Berlin (AINA) -- In a speech given at an ecumenical Church service of the Catholic and Evangelical Churches at the Cathedral in Berlin on Thursday 23rd April, German president Joachim Gauck described the mass killings of Armenians by Ottoman Turks a century ago as genocide, marking a shift in his country's stance that so far avoided the term.
President Gauck said:
We commemorate in this hour the hundreds of thousands members of the Armenian people, who have become victims of planned and systematic killings a century ago. Indiscriminately, men and women, children and old men were deported, sent on death marches, exposed to the desert without any protection and without any food, burned alive, hounded, beaten and shot to death. This planned and calculated criminal act faced the Armenians for one reason: because they were Armenians.
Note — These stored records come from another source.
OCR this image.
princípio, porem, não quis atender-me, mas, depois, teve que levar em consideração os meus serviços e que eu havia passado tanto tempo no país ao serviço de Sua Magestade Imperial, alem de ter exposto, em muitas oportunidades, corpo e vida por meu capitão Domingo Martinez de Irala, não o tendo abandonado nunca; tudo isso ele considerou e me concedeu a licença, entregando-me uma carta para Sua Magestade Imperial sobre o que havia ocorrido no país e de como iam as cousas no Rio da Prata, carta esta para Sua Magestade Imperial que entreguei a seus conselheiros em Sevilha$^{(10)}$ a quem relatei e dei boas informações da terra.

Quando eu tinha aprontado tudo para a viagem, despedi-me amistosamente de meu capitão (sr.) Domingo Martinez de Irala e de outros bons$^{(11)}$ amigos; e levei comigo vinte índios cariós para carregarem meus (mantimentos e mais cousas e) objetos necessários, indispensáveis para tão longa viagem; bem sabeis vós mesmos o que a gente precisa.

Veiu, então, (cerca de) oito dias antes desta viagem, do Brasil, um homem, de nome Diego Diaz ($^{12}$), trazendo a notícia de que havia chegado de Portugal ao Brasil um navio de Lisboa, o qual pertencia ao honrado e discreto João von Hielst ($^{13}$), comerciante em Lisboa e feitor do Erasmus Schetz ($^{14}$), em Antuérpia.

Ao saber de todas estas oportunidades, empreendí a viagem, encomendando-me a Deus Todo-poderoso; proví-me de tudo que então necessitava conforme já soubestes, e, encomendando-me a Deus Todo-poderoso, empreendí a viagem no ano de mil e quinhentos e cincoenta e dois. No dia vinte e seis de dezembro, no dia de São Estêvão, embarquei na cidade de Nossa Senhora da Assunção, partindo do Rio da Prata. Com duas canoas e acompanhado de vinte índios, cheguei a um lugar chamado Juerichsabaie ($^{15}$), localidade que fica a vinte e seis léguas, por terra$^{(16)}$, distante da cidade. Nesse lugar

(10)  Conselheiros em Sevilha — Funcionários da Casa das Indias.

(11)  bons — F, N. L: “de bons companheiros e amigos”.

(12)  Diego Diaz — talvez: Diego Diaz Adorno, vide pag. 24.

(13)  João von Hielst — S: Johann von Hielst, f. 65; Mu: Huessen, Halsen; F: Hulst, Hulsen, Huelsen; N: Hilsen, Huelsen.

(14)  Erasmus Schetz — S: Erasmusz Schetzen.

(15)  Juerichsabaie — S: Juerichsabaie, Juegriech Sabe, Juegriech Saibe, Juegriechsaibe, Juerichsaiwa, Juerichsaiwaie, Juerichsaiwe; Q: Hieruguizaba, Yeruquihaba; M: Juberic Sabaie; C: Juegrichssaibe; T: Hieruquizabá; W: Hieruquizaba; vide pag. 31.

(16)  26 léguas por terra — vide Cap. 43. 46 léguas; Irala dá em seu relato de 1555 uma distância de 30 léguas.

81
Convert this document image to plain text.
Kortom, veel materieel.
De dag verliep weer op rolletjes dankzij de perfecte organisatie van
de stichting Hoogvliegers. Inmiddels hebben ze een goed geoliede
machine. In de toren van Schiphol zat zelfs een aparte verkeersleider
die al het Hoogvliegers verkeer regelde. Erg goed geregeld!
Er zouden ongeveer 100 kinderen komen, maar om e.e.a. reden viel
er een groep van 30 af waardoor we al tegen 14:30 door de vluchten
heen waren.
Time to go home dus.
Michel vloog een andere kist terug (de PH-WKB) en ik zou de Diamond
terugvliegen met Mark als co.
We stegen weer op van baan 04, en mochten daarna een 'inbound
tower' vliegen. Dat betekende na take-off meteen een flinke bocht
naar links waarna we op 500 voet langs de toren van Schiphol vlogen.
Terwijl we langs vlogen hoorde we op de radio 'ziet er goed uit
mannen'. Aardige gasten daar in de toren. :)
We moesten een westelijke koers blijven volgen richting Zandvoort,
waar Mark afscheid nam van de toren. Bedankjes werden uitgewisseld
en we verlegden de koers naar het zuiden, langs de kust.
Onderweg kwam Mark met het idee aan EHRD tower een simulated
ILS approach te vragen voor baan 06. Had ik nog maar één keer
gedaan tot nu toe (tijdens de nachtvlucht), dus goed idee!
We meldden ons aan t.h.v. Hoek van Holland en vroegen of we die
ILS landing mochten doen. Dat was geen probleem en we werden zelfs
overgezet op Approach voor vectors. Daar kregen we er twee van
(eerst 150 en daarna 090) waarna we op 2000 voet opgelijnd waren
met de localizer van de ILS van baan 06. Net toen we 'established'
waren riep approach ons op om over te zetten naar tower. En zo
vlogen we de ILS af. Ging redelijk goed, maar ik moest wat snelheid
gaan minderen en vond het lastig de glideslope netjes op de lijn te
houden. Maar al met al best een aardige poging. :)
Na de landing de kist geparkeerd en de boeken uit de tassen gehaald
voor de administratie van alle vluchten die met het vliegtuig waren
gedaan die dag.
Similarly, it hit their fellow sufferers, the Assyrians or Syriacs and the Pontic Greeks.
President Joachim Gauck said that "the fate of the Armenians is exemplary for the history of mass destruction, ethnic cleansing, expulsions and genocides which marks the 20th century in such a terrible way." Very likely, this phrase will be the in the center of a resolution which German lawmakers will debate in parliament on Friday, April 24th and are expected to endorse overwhelmingly.
Elaborating on the role of Germany who was allied with Turkey during the World War I, the President said "In this case we Germans must come to terms with the past regarding our shared responsibility, possibly shared guilt, for the genocide against the Armenians."